Article ID: | iaor20123439 |
Volume: | 195 |
Issue: | 1 |
Start Page Number: | 277 |
End Page Number: | 309 |
Publication Date: | May 2012 |
Journal: | Annals of Operations Research |
Authors: | Han Shilian, Mendel Jerry |
Keywords: | fuzzy sets, location, decision theory: multiple criteria |
The international logistics centers choice problem is a very important issue in International logistics. The location choice problem usually involves numbers and words in which all of the criteria are weighted using words and the performance evaluations for all sub‐criteria are either numbers or words. How to aggregate all of these data without losing information is a very daunting task using a type‐1 fuzzy set (T1 FS) approach.
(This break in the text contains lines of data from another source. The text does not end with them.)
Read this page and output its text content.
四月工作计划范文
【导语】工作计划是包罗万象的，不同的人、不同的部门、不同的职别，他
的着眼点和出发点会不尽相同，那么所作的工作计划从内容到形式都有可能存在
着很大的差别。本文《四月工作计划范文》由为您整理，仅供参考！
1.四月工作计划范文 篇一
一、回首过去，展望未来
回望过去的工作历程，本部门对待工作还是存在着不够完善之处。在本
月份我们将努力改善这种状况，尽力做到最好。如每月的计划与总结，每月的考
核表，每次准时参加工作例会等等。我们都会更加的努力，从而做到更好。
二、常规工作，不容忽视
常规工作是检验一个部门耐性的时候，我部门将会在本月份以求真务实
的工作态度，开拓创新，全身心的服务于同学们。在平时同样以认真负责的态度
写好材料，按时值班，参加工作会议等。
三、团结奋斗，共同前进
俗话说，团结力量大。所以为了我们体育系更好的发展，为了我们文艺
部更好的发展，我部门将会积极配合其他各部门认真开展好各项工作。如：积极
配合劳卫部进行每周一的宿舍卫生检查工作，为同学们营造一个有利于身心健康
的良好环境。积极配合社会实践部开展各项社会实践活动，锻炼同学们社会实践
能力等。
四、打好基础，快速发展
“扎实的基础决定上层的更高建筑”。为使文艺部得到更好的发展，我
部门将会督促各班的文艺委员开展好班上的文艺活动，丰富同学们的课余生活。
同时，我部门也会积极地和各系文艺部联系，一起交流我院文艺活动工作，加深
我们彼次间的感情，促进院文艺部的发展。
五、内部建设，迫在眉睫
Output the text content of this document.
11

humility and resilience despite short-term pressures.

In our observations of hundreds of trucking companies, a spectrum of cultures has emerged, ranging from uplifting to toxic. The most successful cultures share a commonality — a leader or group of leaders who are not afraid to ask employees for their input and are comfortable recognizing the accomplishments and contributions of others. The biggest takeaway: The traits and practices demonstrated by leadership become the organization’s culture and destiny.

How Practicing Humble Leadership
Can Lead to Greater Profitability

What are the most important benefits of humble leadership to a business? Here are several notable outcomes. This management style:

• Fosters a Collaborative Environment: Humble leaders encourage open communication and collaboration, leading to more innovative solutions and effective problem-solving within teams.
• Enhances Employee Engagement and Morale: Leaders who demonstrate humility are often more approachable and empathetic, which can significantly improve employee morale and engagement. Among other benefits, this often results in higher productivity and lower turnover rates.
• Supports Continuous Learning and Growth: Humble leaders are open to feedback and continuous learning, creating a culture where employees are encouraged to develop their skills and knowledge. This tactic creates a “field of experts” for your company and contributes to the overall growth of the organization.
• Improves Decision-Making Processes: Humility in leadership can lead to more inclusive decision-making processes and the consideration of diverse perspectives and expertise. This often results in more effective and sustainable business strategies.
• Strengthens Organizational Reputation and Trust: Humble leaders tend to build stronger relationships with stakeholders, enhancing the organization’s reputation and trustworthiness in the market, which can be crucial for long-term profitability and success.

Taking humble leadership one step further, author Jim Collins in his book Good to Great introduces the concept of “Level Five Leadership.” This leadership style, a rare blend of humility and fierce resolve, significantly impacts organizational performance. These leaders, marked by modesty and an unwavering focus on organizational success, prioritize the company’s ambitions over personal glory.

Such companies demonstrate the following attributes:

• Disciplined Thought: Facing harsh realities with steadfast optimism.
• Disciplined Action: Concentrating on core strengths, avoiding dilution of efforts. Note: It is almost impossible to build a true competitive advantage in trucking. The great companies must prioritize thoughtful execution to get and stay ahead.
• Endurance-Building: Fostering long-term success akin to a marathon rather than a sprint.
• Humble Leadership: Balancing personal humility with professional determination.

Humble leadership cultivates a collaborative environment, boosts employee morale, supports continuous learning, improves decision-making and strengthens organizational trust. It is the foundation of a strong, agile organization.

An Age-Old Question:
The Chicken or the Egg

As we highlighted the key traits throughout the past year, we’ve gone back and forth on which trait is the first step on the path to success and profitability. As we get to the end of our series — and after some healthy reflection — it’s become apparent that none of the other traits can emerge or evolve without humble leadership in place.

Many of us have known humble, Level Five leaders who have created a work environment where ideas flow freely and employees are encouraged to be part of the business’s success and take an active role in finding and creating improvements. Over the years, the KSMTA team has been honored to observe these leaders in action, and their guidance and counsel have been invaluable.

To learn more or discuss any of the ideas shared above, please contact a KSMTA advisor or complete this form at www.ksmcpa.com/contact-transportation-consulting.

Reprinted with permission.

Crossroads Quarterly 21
This paper applies a new methodology–Perceptual Computer (Per‐C)–to help solve this hierarchical multi‐person multi‐criteria decision making problem. The Per‐C has three components: encoder, computing with words (CWW) engine and decoder. First, the interval approach (IA) is used to obtain interval type‐2 fuzzy set (IT2 FS) word models for the words in a pre‐specified vocabulary. Second, a linguistic weighted average (LWA) is used to aggregate all the data including numbers and words modeled by IT2 FSs. Finally, a centroid‐based ranking method is used to rank the location choices, and a similarity measure is used to obtain similarities of the location choices. The decision‐maker decides the winning location choice as the one with the highest ranking and least similarity to other locations.